Quandt highlighted that the chassis was one area Audi got right straight from the start.

“I have developed many cars in my life,” says Quandt. “This is the only car which I can tell you where after 8500 kilometres we didn’t have to correct any area of the chassis.

“I can tell you, whoever I know who has won the Dakar, everybody had to weld the chassis [at some point] even during the test.”

“The car is extremely stiff and extremely good for from a safety aspect as well. Some of this was needed because of the battery inside, because you must have a certain security for the battery that there is no intrusion.

“We have carbon housing around the outside, and then another around it to keep it really safe.”


Sainz says he is “happy” so far with the car’s progress


“In the beginning we were not quite sure the carbon plate would fit again when we put the battery in again after testing and taking it out,” added Dreyer. “When we put it in again, it worked just like the first time.”
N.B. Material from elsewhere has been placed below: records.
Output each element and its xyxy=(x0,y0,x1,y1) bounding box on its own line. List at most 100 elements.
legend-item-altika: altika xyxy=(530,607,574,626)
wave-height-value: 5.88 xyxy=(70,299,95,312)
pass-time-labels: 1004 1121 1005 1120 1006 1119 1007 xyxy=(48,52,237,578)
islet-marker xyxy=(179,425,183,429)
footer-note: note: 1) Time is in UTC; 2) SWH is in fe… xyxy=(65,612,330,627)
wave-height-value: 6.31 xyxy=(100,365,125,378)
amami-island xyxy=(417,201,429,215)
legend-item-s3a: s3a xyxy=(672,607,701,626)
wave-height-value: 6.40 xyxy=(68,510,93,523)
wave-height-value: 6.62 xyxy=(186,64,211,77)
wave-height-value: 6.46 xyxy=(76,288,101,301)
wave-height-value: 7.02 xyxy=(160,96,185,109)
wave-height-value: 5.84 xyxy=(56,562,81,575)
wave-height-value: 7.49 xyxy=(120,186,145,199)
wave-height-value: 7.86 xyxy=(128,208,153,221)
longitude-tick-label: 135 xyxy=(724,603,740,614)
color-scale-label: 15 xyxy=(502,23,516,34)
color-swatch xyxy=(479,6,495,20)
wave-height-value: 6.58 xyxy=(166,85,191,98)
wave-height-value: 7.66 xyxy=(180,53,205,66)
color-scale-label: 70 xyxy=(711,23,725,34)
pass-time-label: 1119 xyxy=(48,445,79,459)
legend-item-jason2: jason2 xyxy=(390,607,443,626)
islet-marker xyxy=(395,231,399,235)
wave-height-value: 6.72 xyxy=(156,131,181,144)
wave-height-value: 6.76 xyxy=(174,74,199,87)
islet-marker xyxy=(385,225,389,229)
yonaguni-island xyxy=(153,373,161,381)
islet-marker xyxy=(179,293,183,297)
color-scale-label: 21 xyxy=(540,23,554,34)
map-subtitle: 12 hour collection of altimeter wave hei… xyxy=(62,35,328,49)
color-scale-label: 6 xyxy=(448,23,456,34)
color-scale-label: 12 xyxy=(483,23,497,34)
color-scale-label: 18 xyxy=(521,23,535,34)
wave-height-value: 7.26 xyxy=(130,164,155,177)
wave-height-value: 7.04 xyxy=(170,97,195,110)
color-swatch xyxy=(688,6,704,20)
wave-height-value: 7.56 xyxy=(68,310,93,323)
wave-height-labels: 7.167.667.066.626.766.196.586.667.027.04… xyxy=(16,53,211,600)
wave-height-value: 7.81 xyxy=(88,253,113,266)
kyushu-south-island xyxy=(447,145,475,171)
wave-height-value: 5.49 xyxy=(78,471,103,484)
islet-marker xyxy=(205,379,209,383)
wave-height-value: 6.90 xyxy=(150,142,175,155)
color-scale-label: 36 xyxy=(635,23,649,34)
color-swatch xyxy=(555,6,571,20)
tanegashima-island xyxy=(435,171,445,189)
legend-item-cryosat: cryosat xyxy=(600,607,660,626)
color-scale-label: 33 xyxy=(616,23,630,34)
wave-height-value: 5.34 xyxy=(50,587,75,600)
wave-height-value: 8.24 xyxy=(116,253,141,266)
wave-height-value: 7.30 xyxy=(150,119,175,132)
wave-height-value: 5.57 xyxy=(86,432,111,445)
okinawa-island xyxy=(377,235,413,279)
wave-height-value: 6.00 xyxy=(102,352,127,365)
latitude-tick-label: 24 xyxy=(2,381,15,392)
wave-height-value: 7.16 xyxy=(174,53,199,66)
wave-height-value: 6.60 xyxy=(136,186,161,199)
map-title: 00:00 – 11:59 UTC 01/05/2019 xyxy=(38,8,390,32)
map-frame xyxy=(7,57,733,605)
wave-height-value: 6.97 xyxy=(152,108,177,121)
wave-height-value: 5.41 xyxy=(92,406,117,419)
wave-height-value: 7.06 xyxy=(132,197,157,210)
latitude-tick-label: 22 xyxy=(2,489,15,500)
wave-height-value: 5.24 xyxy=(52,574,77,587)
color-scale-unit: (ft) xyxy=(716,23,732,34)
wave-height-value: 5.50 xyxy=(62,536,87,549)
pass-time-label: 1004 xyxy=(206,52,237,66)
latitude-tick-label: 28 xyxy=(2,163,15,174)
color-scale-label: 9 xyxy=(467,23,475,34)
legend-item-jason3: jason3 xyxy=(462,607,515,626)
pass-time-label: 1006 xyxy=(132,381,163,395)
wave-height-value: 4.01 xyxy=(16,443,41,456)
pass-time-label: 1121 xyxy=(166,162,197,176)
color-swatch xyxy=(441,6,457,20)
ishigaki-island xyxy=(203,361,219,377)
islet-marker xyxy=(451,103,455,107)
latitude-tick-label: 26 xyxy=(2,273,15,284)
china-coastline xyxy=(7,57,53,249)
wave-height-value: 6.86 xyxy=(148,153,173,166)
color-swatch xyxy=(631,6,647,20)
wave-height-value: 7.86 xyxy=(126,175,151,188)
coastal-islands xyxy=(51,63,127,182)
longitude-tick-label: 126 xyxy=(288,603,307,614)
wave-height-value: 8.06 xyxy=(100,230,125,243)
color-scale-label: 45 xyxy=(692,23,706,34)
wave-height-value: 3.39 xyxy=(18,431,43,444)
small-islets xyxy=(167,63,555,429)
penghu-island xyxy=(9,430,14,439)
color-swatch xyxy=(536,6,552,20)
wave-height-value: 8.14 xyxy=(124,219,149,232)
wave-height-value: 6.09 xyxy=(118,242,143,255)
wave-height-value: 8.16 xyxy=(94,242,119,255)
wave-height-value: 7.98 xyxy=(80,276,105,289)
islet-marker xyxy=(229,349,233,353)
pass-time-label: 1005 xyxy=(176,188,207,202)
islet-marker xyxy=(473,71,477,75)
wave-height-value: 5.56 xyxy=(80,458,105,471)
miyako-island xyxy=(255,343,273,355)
It’s not just Sainz who has found the car pretty agreeable to drive. Audi scored a 1-2-4 in today’s Stage 8, with Mattias Ekström winning, Stéphane Peterhansel runner-up and Sainz fourth. These results, for a car in its first event, are ominous for its rivals.

“The car is good everywhere, I don’t see any disadvantage with it,” said Sainz. “We have a good feeling I must say. I have grey hair, so I know a little bit what I want!

“I have been working with a lot of manufacturers. I have a good instinct to put it in the window I like. There’s more potential to come.”